Na pierwszy ogień poszła pomoc społeczna, której jak zwykle nie ma, gdy jest potrzebna. Tymczasem włożenie pracowników socjalnych w buty funkcjonariuszy czy strażników rodzin, którzy mają całą dobę monitorować i sprawdzać, czy rodzic, który składa wniosek o zasiłek na dziecko, chce wyłudzić pieniądze, jest nieporozumieniem. Zresztą te same osoby, krytykują działalność niemieckich Jugendamtów i oburza ich to, że ustawa o przeciwdziałaniu przemocy w rodzinie daje pracownikom socjalnym możliwość zabrania bitego dziecka z domu.
Teraz do grupy winnych dołączył rzecznik praw dziecka, który rzekomo nie staje w obronie dzieci i nie interweniuje, gdy maluchom dzieje się krzywda. Wystarczy jednak przyjrzeć się ustawowym uprawnieniom rzecznika, budżetowi jego biura i liczbie pracowników, by wiedzieć, że nie będzie działał jak szeryf na Dzikim Zachodzie, a jego interwencje wymagają przede wszystkim biurokratycznej pracy.

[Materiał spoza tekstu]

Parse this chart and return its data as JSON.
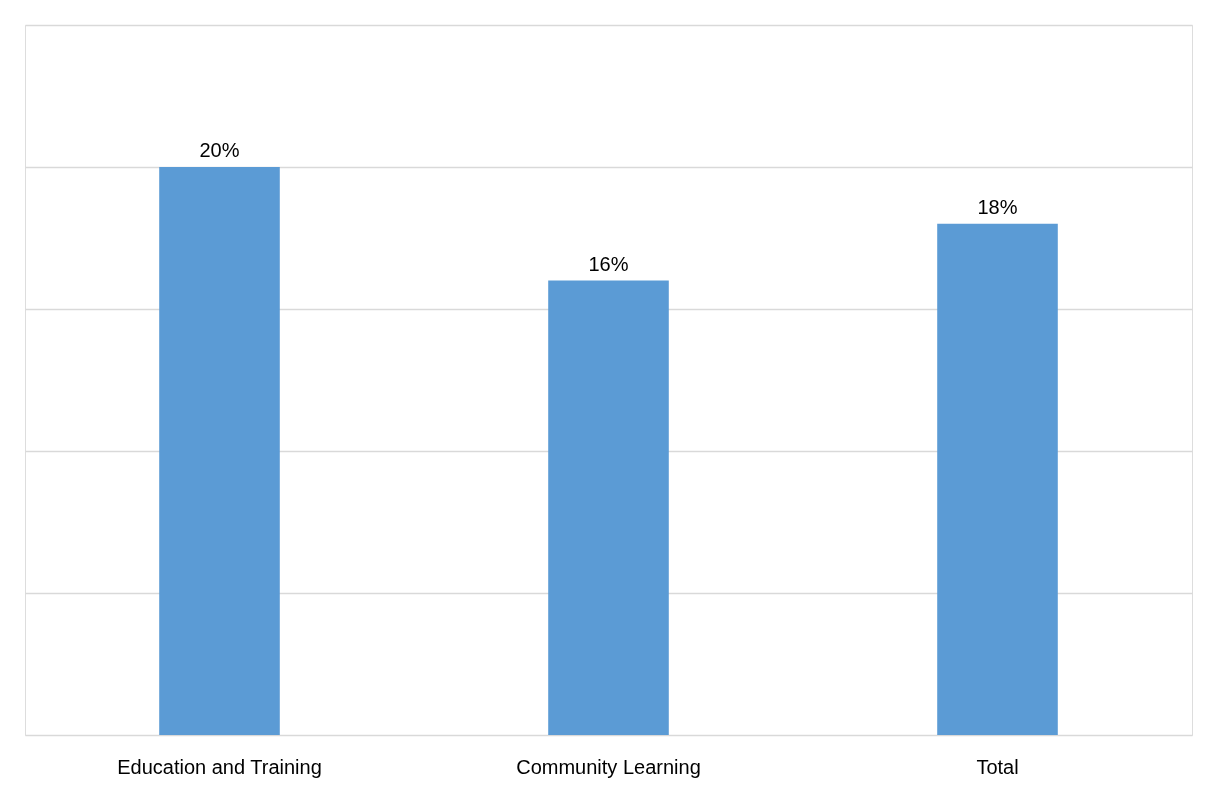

Zanim więc nagonka na winnych się rozwinie i pojawią się kolejne chybione pomysły, takie jak tworzenie centralnego rejestru dzieci, warto podkreślić, że zdecydowana większość rodziców dobrze spełnia się w swojej roli. To, że do mediów trafiają najbardziej drastyczne przypadki, potwierdza tylko fakt, że najlepiej sprzedaje się zła informacja. Choćby więc rzecznik praw dziecka i organizacje pozarządowe przeprowadziły tysiące kampanii edukacyjnych i promujących dobre rodzicielstwo, co zresztą z dobrymi skutkami robią, to nigdy nie wzbudzą takiego zainteresowania jak historia Madzi z Sosnowca.